The ability to compute the exact divergence between two high-dimensional distributions is useful in many applications but doing so naively is intractable. Computing the alpha-beta divergence -- a family of divergences that includes the Kullback-Leibler divergence and Hellinger distance -- between the joint distribution of two decomposable models, i.e chordal Markov networks, can be done in time exponential in the treewidth of these models. However, reducing the dissimilarity between two high-dimensional objects to a single scalar value can be uninformative. Furthermore, in applications such as supervised learning, the divergence over a conditional distribution might be of more interest. Therefore, we propose an approach to compute the exact alpha-beta divergence between any marginal or conditional distribution of two decomposable models. Doing so tractably is non-trivial as we need to decompose the divergence between these distributions and therefore, require a decomposition over the marginal and conditional distributions of these models. Consequently, we provide such a decomposition and also extend existing work to compute the marginal and conditional alpha-beta divergence between these decompositions. We then show how our method can be used to analyze distributional changes by first applying it to a benchmark image dataset. Finally, based on our framework, we propose a novel way to quantify the error in contemporary superconducting quantum computers. Code for all experiments is available at: https://lklee.dev/pub/2023-icdm/code

Estimating Divergences in High Dimensions

The problem of estimating the divergence between 2 high dimensional distributions with limited samples is an important problem in various fields such as machine learning. Although previous methods perform well with moderate dimensional data, their accuracy starts to degrade in situations with 100s of binary variables. Therefore, we propose the use of decomposable models for estimating divergences in high dimensional data. These allow us to factorize the estimated density of the high-dimensional distribution into a product of lower dimensional functions. We conduct formal and experimental analyses to explore the properties of using decomposable models in the context of divergence estimation. To this end, we show empirically that estimating the Kullback-Leibler divergence using decomposable models from a maximum likelihood estimator outperforms existing methods for divergence estimation in situations where dimensionality is high and useful decomposable models can be learnt from the available data.

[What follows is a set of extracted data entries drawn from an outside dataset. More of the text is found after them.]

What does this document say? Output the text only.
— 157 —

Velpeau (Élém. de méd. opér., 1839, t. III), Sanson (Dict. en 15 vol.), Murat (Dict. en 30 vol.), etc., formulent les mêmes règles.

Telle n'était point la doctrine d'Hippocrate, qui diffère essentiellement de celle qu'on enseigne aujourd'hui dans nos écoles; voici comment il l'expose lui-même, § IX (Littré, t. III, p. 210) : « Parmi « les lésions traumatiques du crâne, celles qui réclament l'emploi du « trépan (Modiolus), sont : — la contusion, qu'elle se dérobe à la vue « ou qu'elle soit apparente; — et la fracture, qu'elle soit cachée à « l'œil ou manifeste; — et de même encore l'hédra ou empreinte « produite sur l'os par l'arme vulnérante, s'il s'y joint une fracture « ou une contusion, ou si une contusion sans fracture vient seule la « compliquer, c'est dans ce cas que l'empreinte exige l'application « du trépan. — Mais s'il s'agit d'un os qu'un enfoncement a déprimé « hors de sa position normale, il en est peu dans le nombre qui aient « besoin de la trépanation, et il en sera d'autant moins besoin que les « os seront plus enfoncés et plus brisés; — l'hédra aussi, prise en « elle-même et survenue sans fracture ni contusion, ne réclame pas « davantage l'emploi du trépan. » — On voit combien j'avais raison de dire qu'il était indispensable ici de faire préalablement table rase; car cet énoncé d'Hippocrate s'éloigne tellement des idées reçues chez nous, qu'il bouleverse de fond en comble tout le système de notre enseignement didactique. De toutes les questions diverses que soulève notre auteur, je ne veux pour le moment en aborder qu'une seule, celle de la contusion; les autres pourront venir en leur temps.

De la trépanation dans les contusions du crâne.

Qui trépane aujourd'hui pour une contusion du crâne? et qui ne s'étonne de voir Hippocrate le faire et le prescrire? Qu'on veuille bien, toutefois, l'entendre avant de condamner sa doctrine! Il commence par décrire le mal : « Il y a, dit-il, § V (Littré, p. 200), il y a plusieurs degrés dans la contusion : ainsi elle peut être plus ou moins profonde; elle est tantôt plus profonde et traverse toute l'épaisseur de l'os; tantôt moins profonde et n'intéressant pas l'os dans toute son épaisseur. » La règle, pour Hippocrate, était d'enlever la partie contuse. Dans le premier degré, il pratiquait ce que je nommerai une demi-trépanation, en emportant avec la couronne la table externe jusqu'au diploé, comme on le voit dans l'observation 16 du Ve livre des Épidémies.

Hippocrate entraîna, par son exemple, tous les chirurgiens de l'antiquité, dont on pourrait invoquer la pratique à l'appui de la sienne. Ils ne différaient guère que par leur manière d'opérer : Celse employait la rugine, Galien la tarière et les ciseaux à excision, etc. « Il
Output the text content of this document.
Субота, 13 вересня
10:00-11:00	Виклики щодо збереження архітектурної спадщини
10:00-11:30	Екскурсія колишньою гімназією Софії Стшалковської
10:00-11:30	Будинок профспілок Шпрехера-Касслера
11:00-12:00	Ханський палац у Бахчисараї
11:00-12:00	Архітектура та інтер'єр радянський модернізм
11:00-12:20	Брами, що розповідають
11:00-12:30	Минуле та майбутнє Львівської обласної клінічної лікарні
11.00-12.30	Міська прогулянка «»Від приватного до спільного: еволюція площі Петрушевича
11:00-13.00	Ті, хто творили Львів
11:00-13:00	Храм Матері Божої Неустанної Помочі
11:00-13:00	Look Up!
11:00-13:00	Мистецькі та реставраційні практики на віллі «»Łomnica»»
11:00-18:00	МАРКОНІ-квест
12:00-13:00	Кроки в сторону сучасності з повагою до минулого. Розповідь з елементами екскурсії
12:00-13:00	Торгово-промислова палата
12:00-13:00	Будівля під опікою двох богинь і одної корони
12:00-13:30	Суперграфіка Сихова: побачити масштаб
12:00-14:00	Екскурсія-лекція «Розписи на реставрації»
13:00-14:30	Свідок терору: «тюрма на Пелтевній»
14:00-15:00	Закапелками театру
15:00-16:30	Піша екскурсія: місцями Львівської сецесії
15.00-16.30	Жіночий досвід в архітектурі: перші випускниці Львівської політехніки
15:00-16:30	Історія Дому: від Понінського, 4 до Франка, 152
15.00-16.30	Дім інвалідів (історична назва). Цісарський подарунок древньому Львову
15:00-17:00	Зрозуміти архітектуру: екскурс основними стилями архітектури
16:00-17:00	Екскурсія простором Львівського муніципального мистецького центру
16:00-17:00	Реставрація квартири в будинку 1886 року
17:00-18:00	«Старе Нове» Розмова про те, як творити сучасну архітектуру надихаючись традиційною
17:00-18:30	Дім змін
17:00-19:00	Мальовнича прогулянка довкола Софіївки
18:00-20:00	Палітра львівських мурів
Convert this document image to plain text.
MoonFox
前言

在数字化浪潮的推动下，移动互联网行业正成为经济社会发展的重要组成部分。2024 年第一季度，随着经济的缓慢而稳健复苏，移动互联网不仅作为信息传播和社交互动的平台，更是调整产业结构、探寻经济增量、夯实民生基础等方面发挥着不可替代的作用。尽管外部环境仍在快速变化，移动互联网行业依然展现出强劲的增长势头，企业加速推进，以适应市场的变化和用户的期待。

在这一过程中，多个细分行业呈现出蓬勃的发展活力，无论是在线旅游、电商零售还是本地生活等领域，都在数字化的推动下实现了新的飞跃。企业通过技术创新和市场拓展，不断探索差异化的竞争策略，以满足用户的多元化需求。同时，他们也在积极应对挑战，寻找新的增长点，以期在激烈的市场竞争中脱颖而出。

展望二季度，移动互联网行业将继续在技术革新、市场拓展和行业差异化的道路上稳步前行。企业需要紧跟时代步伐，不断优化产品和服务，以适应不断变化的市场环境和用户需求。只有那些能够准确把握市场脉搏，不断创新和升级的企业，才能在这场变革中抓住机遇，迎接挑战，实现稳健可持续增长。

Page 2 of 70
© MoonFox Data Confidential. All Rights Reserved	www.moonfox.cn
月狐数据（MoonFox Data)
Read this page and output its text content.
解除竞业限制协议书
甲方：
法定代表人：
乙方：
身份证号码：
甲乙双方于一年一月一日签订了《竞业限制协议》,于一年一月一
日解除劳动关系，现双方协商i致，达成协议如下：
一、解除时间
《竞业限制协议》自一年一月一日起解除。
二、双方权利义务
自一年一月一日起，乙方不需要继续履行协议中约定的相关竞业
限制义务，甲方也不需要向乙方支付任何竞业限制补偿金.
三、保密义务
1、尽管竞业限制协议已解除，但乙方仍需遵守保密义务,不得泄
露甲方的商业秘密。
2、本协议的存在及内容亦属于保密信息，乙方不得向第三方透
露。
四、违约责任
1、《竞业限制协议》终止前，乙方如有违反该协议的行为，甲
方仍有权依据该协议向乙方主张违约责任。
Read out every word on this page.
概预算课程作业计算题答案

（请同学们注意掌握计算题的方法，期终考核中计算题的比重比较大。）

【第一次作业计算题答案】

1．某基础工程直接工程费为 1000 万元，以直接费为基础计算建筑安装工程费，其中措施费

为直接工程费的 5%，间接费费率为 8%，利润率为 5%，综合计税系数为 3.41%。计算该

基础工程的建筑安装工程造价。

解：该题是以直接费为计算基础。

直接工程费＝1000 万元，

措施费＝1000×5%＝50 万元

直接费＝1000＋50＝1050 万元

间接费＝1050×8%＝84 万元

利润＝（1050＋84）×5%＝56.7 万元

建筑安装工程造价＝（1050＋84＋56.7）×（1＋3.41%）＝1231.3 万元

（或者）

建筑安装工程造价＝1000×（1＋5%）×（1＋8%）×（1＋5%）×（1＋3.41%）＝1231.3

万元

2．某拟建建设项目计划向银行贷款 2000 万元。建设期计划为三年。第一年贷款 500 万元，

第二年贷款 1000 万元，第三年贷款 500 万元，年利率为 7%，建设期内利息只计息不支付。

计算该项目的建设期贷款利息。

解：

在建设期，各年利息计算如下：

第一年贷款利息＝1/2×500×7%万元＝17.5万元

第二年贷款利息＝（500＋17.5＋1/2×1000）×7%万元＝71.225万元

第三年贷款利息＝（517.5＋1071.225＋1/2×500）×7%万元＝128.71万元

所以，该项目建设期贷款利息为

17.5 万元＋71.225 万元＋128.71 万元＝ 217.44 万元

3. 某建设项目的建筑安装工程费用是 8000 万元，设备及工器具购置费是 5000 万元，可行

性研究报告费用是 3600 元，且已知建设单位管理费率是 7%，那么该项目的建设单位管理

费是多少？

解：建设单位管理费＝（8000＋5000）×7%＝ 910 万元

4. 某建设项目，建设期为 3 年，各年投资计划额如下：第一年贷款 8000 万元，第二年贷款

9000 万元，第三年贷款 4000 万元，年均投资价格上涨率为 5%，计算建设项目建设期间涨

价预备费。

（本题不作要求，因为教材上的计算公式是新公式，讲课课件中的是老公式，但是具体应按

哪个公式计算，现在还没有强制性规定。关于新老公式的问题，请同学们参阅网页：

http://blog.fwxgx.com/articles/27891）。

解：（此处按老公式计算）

Understanding Concept Drift

Concept drift is a major issue that greatly affects the accuracy and reliability of many real-world applications of machine learning. We argue that to tackle concept drift it is important to develop the capacity to describe and analyze it. We propose tools for this purpose, arguing for the importance of quantitative descriptions of drift in marginal distributions. We present quantitative drift analysis techniques along with methods for communicating their results. We demonstrate their effectiveness by application to three real-world learning tasks.